Later in the Day, Cummins (NYSE: CMI) announced that it was slashing sales forecasts for the year as a result of the global slowdown. Once again, China was named as one of the culprits.
“Order trends in the U.S. for trucks and power generation equipment have softened and demand in Brazil, China and India is not improving as we had previously expected,” CEO Tom Linebarger said. Cummins was down 3.89 percent on the day.
When listening to media reports and commentary about China and its economy, keep in mind the following:
First, at some point, the law of large numbers takes effect. Focus on the absolute numbers, therefore, not the percentages that are widely touted. China is now a $7 trillion economy. It’s unrealistic to expect growth rates to be anything like they were in 2000 when China’s Gross Domestic Product was $1 trillion, less than 15 percent of what it is today. Likewise with vehicles.
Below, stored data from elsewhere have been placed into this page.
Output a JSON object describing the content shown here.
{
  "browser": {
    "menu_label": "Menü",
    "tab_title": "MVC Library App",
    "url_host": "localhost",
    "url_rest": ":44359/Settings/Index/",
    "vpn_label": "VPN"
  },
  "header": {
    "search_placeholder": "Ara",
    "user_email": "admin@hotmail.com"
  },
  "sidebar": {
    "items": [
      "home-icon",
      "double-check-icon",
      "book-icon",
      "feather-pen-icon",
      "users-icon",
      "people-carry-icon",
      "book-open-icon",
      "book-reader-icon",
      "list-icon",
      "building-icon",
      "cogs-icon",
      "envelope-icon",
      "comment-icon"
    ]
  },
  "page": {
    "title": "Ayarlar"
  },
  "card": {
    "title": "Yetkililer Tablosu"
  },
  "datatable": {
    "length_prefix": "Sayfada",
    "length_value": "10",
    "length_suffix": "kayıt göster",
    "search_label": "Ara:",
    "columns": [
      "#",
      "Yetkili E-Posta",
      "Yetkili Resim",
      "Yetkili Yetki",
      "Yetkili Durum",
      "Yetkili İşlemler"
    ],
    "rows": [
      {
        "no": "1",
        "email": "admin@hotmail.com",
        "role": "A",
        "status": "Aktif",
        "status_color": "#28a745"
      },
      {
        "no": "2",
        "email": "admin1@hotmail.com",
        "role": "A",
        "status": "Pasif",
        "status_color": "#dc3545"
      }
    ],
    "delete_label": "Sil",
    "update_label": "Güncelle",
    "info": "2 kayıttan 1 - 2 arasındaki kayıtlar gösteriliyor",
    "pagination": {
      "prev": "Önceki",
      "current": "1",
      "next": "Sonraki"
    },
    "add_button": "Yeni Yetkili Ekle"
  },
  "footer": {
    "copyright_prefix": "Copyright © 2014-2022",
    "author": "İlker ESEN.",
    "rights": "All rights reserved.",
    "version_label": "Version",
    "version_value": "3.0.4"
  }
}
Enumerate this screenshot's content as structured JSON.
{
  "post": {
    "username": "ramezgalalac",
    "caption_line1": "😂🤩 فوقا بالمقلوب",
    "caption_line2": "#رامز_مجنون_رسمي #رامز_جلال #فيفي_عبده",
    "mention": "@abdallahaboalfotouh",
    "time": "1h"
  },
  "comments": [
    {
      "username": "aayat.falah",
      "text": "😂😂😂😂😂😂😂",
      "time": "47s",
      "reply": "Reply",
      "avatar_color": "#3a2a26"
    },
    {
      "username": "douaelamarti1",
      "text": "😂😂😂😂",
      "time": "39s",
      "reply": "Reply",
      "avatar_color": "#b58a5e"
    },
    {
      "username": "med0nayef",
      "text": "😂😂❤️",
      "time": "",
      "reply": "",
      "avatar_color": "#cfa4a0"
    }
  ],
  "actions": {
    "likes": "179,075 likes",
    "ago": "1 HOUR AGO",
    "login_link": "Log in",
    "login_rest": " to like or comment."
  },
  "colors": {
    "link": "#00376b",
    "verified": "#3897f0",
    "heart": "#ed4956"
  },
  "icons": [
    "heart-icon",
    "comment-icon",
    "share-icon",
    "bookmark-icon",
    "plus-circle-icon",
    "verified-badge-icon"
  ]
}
In 2011, vehicle sales in China were 18.5 million, more than any country in the world. At that number, a 9 percent growth rate is significant and nothing to sneeze at.
Secondly, China is not immune to cyclicality. Sales of heavy duty trucks, construction equipment, and the diesel engines that power them are off this year, after several years of very high growth. The heavy machinery industry is cyclical in any country, and China is no exception. This is particularly true when China has used both monetary and fiscal policies over the past two years to slow spending on infrastructure and construction in an attempt to curb property speculation and inflation. Despite the slowdown that Cummins is experiencing this year, China is one of the company’s largest markets, and will continue to be for many years to come.
Third, a slowdown in a company’s China sales is not necessarily due to China’s overall economy, but may be due to company-specific factors. China is a very competitive market. Yesterday’s hot product may go cold today. Therefore, is Burberry’s slowdown this year due to an overall slowdown in spending on luxury goods, or to greater competition in China? Were there company specific factors at work? For example, Burberry bought back all of its franchises in China in 2010. Are the management and other changes that were undoubtedly made at the 50 Burberry stores in China as a result of the switch from franchised to company-owned and managed operations now having a negative impact on sales? These are the questions that need to be asked.
Finally, news reports about China are often reporting yesterday’s news. The comments about empty apartment buildings and stadiums were a clear reference to the property speculation that China began dealing with over two years ago. The property situation today is now substantially different as a result.
As for consumer sentiment in China, that too is changing. Last week, the MNI China Consumer Sentiment Indicator, which is published by a unit of Deutsche Boerse Group, pointed to a strong rebound in consumer confidence in June from the previous month. The survey, which is based on over 1000 interviews in 30 cities across China, indicated that confidence in China’s real estate and stock markets, as well as car-purchase decisions, strengthened in June as consumers reacted positively to China’s interest rate cut and the government’s economic stimulus measures.The index rose to 101.6 points in June from May’s 90.4, and was the highest in 22 months, according to MNI’s report. A score above 100 signals net optimism.